HIV Cure New Researches

There has been much discussion in the HIV research community about the ways to find a cure for the disease. While current medical technology has been effective at keeping the virus suppressed temporarily, stopping antiretroviral therapy (ART), for example, just creates the perfect environment for the remaining virus to proliferate. These HIV reservoirs, as they're called, are seen as the last hiding places for HIV in the body, and the key to finding a functional cure lies within them. It seems that a sterilizing cure will remain elusive for the time being, however. Let's discuss four of the approaches being tested to find a functional cure for HIV.

The first is intensifying the treatment on the residual virus within the body-the HIV reservoirs. However, a couple of recent studies showed that there was no discernible benefit for doing so, since there was no noticeable decline in the quantity of residual HIV remaining in the body. Early treatment is another option. In this approach, treatment is started as soon as a person is diagnosed as HIV positive. Several studies have indicated that the number of infected cells is lower when early treatment is initiated rather than further along in the process of chronic infection.

The elimination of infected T cells is one of the most interesting approaches, mainly because it deals with one of the HIV reservoir sources. Latently infected cells are dormant; that is, they're "turned off," and antiretroviral drugs won't be able to detect these cells. In order to eliminate these infected cells, they're treated with drugs designed to turn the cells "on," and make them detectable to antiretroviral drugs. The thought process behind this is to make more cells active, which thereby reduces the number of HIV reservoirs in the body, which subsequently reduces the viral load to a level that the immune system can eventually suppress on its own without the help of ART-in effect, a functional HIV cure.

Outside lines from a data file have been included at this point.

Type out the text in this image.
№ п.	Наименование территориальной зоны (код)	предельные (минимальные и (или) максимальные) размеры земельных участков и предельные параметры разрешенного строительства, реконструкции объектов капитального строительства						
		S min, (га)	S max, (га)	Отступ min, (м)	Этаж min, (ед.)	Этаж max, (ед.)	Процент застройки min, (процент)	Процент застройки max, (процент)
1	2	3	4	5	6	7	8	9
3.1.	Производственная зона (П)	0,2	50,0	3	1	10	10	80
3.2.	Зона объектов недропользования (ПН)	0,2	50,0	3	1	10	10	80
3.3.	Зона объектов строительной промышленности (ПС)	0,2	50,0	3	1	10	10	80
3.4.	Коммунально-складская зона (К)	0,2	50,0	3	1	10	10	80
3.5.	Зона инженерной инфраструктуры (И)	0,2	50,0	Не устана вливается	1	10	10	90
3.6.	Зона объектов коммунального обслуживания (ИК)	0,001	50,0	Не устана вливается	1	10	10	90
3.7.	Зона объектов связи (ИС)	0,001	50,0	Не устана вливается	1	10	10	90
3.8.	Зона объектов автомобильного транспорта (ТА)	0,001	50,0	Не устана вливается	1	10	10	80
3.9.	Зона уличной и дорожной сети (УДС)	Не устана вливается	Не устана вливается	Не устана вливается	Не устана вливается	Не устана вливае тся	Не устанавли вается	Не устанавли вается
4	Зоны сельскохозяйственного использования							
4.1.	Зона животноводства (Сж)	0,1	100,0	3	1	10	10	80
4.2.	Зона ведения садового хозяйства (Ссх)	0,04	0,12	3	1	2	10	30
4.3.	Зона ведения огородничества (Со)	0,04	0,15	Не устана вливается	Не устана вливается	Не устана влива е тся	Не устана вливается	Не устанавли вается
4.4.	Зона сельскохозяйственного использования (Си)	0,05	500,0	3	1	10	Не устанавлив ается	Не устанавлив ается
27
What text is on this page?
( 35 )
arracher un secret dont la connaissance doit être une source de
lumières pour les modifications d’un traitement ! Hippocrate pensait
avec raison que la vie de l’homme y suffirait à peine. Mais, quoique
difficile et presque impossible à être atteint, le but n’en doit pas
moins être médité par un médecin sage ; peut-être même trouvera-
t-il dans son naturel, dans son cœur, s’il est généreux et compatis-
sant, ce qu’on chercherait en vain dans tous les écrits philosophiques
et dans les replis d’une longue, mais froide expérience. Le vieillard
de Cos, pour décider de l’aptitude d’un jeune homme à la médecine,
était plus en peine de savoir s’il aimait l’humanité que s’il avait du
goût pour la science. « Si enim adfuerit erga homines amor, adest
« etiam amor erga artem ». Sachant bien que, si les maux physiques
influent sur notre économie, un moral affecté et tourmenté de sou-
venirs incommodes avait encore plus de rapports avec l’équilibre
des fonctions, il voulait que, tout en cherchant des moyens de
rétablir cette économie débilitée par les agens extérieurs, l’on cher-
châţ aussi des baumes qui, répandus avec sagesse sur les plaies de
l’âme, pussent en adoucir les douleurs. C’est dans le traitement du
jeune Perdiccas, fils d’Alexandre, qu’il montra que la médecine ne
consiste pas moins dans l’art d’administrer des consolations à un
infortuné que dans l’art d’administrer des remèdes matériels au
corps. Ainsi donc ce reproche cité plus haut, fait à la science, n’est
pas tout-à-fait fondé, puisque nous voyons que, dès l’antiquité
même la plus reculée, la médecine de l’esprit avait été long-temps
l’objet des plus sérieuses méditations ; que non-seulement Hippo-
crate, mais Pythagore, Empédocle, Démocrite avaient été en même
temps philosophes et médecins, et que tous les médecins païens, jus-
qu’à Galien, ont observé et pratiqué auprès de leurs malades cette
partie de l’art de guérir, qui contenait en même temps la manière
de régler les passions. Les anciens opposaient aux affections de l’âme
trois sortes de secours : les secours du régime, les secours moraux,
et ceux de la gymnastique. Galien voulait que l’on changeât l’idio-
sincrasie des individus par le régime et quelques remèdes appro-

Zinc finger nucleases are another approach being thought of. Treating uninfected cells with genetic modification to make them resistant to HIV infection is a major step. The idea comes from a very rare anomaly that less than 2% of the world's population has-a genetic defect that makes interferes with the CCR5 receptor, the main point of entry for HIV into the cells. This defect makes it very difficult for HIV to enter cells. Mimicking this genetic defect can make the body resistant to HIV infection in general, which could lay the ground work for finding not only a functional cure, but a vaccine to give to non-infected people as well.